The body at rest or in motion is an endless source of inspiration for me. I can appreciate an interesting face, a graceful gesture and a magnificent wild animal and—vey simply—  I enjoy trying to capture those subjects in clay.

Unlike painting, sculpture is tactile. It’s what first attracted me to this medium. There is something about putting hands directly to clay.  When I look at figurative sculpture, I cannot resist a loose surface. I love to see the hand of the sculptor in the clay– I love to see his fingerprints and his tool marks. I want people who look at my work to want to touch it and feel the textures. I leave my surface loose and ‘rough’ for this reason.  I don’t want to  ‘finish’ the surface by refining or sanding.   I am trying to catch a moment in time; a gesture, a mood.  Whether it is a quiet moment or a broad action, I want to try to catch the figure quickly and be able to walk away from it before I begin to overwork and overthink. I  think my background in animation taught me alot about gesture and pose. I try to take those bits of information I picked up while working as an animator, and try to incorporate them into my sculptures.

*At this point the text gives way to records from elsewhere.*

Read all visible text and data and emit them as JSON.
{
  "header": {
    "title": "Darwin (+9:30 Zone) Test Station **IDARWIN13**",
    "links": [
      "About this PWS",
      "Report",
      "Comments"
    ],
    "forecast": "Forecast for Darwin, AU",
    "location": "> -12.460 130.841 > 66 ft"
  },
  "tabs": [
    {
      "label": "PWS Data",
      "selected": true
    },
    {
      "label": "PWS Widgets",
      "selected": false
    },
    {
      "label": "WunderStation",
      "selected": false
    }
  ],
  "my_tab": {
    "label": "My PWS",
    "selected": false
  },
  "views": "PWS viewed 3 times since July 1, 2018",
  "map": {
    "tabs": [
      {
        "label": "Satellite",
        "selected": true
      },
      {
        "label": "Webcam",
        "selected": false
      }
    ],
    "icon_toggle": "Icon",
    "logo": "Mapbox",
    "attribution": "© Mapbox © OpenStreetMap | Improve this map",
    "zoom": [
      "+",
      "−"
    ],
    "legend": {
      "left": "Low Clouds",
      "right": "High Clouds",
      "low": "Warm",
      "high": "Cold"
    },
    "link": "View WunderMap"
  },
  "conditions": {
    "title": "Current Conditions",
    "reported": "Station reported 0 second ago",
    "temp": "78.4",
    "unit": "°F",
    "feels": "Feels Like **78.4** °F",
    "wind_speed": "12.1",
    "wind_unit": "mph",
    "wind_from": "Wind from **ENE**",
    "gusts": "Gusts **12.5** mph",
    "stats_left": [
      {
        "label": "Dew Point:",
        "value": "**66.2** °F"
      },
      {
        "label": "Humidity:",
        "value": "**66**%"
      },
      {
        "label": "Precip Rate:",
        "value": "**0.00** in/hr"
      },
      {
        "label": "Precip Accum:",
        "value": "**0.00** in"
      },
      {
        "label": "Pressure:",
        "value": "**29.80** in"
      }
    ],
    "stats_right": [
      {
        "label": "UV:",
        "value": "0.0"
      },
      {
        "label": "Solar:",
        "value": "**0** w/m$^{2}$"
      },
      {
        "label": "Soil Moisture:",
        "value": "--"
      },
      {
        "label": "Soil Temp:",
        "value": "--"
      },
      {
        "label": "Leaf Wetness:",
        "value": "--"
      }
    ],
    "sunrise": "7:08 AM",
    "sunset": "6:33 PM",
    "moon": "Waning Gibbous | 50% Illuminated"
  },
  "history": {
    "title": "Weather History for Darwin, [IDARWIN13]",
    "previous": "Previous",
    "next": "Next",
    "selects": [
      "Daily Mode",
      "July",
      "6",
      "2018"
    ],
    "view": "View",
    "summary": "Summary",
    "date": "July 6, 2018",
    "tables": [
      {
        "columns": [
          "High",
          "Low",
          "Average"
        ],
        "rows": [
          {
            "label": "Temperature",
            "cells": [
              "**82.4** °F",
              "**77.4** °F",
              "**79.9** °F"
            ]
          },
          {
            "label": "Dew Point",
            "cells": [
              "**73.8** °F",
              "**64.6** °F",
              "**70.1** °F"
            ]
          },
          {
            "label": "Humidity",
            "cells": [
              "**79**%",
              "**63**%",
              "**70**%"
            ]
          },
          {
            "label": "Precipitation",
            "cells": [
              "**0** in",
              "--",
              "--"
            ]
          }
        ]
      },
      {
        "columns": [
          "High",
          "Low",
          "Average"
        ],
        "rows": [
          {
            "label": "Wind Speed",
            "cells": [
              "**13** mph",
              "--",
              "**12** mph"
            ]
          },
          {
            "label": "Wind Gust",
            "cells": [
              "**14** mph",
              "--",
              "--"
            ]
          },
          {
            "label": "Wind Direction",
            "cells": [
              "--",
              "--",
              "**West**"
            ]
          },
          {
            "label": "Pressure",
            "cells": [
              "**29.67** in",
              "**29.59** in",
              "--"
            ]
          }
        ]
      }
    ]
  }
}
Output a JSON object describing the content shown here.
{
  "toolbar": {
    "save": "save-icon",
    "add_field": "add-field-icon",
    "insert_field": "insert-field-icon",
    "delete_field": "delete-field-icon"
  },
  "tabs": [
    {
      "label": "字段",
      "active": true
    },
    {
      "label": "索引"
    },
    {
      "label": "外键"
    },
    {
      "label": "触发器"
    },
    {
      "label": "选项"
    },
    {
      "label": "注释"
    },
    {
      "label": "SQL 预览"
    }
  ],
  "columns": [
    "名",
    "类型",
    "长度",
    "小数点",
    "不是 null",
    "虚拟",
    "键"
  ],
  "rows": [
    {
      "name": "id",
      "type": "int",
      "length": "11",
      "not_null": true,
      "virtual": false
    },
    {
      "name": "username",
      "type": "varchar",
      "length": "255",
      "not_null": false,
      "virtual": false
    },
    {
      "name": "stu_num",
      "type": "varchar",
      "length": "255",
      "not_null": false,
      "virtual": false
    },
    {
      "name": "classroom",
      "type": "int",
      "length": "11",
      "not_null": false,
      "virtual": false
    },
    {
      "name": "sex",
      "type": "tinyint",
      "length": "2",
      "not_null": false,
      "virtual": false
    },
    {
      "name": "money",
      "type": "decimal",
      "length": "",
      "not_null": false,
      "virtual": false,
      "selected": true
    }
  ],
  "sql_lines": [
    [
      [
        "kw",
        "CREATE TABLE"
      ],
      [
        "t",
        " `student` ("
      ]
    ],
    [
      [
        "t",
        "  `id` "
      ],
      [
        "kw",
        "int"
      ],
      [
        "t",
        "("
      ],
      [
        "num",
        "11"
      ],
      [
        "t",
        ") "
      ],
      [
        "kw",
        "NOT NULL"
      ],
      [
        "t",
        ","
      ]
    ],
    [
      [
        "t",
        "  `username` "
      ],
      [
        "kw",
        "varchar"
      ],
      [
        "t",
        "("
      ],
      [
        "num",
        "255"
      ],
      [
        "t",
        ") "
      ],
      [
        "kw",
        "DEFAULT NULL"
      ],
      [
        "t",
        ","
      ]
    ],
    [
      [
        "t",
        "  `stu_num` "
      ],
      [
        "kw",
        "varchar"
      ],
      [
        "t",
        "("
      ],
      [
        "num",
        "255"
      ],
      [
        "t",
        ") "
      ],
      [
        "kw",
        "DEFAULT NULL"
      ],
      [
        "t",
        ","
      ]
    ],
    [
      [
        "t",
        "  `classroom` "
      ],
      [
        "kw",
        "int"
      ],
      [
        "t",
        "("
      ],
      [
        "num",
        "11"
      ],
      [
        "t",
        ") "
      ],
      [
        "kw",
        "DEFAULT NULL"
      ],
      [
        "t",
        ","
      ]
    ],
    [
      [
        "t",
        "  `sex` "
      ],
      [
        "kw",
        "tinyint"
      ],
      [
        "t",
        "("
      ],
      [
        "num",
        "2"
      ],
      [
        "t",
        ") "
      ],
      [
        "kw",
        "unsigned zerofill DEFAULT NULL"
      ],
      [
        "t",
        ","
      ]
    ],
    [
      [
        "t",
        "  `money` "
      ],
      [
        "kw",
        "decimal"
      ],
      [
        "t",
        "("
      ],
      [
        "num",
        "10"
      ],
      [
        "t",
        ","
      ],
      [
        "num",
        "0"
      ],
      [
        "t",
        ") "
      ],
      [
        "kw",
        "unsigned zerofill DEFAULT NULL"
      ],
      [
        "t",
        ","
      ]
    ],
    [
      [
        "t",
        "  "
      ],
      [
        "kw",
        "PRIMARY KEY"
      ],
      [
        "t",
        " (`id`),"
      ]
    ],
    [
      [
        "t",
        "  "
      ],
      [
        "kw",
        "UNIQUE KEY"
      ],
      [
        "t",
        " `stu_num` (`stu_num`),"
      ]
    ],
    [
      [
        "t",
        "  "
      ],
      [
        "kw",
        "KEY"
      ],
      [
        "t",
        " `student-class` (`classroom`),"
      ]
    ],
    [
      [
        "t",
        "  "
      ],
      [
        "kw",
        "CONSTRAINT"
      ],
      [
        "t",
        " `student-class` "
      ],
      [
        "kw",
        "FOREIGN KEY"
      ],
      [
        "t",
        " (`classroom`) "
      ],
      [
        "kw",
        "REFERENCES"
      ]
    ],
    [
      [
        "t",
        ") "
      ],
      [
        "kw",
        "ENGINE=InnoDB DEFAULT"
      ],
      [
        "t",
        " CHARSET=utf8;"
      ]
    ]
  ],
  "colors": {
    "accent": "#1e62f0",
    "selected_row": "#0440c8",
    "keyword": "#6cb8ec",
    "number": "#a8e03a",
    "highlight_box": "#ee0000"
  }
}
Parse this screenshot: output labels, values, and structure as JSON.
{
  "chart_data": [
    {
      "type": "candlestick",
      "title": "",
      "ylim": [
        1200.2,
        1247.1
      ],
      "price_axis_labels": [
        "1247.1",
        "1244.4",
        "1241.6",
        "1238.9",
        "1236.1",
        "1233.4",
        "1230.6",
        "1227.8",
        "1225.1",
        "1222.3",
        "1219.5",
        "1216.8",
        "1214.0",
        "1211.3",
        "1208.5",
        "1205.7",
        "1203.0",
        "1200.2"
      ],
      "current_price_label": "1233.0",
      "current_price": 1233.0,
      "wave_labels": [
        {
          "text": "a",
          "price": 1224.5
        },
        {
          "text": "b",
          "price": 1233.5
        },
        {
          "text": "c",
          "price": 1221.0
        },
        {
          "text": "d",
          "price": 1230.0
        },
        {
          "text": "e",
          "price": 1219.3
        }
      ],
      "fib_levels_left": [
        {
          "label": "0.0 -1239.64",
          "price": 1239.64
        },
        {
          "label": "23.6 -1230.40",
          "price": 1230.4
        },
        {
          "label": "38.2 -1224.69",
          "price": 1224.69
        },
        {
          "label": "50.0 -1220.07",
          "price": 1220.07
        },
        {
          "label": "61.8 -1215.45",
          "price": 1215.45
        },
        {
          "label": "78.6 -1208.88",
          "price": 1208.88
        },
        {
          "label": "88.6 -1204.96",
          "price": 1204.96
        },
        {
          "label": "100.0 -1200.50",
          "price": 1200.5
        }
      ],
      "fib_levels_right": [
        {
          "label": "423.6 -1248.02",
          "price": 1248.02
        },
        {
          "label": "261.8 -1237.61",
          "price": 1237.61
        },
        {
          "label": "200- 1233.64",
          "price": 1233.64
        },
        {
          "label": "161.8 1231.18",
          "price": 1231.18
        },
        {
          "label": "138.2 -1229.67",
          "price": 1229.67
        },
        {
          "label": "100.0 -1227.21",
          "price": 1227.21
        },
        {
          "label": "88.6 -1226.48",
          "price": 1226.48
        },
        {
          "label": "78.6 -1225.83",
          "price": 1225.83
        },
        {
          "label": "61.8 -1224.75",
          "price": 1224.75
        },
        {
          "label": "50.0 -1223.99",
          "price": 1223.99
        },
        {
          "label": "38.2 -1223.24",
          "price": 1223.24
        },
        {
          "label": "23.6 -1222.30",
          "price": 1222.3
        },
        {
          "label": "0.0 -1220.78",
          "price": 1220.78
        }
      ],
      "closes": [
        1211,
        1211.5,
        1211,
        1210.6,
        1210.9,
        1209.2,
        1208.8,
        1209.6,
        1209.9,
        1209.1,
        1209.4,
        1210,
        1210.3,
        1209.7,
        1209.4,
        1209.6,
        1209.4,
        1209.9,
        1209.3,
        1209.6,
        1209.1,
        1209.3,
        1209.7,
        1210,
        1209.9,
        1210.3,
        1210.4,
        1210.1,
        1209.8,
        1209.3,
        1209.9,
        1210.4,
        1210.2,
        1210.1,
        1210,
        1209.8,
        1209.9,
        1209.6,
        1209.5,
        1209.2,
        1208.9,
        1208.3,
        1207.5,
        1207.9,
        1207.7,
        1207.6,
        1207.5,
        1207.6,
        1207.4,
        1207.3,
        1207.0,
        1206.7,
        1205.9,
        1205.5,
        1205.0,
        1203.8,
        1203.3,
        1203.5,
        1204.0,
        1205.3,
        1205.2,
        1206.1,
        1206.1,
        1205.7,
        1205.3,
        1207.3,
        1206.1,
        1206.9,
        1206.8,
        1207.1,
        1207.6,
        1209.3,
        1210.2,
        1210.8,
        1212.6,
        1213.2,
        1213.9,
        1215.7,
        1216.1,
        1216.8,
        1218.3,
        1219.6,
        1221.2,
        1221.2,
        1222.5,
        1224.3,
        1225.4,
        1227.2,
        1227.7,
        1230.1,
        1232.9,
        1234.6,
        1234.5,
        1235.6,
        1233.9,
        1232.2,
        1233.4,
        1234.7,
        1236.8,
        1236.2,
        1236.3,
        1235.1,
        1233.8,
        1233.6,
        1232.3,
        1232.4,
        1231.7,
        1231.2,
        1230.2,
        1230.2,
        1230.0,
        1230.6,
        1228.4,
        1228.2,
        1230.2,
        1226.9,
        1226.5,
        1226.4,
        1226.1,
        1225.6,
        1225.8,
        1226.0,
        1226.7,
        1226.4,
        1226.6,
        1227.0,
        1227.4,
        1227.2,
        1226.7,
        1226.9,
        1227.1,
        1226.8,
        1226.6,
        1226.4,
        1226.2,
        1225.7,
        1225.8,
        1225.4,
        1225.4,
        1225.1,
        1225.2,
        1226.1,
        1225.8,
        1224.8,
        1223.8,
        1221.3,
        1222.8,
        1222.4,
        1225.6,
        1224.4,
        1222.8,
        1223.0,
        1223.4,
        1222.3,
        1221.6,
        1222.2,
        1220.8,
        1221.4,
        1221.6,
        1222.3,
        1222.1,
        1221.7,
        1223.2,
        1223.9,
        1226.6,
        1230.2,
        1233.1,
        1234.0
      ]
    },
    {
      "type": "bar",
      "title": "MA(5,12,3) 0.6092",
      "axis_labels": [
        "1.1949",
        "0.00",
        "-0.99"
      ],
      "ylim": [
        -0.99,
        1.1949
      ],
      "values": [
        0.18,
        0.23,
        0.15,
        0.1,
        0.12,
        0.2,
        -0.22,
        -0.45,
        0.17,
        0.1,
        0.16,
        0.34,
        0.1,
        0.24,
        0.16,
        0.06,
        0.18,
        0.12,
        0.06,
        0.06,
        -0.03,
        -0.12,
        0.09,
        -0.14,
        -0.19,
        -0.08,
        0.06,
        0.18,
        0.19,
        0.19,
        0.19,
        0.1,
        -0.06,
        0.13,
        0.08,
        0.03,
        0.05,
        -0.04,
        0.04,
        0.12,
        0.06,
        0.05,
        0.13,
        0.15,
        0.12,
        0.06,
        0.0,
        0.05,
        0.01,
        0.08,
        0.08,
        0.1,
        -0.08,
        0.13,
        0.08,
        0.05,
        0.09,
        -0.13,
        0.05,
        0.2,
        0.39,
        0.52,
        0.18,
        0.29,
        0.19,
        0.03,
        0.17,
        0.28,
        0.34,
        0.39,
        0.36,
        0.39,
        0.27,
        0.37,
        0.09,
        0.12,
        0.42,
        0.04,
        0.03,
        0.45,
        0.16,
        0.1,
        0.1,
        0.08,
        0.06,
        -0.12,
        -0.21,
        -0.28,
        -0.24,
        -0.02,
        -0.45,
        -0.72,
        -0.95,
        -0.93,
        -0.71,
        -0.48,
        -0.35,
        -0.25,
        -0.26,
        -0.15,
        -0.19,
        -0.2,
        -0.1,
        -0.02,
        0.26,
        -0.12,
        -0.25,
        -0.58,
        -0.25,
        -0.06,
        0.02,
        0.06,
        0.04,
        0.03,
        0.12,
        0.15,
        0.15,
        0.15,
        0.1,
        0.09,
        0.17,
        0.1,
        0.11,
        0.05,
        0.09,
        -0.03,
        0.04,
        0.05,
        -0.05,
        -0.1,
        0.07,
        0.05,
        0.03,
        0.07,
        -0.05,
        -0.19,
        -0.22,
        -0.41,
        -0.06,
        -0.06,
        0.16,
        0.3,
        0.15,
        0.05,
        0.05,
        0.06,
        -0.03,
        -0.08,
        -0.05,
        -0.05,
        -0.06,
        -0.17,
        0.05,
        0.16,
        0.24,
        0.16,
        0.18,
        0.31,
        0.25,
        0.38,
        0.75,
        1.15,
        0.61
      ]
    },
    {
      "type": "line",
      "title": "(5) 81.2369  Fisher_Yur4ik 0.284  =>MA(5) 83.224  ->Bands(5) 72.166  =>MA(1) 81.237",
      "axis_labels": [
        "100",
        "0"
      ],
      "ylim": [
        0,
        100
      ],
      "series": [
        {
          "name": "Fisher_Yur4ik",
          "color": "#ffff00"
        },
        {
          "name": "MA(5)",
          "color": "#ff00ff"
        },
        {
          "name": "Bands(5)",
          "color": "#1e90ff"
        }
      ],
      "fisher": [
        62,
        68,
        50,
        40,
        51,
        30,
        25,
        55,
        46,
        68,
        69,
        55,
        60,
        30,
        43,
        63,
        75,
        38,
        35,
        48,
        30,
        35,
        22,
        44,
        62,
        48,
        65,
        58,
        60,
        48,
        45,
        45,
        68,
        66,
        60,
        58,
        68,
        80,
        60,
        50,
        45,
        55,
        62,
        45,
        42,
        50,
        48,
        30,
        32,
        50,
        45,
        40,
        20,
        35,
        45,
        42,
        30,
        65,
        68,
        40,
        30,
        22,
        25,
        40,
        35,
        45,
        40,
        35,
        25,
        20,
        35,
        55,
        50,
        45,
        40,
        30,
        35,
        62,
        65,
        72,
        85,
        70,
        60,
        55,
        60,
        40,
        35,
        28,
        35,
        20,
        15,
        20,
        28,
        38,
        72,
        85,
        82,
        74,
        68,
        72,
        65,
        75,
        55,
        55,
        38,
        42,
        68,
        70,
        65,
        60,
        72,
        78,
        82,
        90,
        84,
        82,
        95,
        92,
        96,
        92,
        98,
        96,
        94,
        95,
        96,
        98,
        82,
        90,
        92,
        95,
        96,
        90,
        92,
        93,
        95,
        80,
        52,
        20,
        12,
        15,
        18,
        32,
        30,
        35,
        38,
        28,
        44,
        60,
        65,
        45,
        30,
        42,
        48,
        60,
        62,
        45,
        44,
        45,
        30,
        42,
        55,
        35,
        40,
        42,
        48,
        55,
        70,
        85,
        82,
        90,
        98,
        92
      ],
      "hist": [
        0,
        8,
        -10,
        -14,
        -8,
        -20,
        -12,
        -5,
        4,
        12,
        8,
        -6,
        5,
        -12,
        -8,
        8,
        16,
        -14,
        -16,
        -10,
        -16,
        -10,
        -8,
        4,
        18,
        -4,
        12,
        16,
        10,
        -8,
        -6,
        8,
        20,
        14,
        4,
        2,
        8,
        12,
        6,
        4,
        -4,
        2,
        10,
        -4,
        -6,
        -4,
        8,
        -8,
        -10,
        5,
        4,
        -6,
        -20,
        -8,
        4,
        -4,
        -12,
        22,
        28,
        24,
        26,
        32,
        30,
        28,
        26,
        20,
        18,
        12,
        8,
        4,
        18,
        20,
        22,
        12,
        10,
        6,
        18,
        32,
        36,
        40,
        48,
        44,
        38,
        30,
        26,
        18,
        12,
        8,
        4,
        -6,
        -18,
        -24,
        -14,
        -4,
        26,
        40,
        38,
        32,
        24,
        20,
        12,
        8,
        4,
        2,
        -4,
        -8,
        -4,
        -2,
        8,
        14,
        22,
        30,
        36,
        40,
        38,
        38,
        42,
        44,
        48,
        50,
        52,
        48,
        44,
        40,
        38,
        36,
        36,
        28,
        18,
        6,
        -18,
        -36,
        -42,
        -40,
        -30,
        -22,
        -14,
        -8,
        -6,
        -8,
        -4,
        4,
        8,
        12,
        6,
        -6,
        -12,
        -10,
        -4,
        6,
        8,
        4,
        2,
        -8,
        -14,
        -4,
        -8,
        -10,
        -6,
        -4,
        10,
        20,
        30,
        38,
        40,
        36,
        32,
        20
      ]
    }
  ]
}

Trying to achieve correct anatomy is paramount to me, although I feel I could study animal & human form for years to come and still not scratch the surface.  I try to describe the muscle groups and basic bone structure using as few strokes of clay with as little refining as possible. I feel like the broad application of the clay–quickly putting down what is in my head or what I see—is what will give the works movement and life. Describing the rib cage of a lion or the back of a woman with a few soft bits or slabs of clay–and having it look correct to the eye— is what I’m striving for.”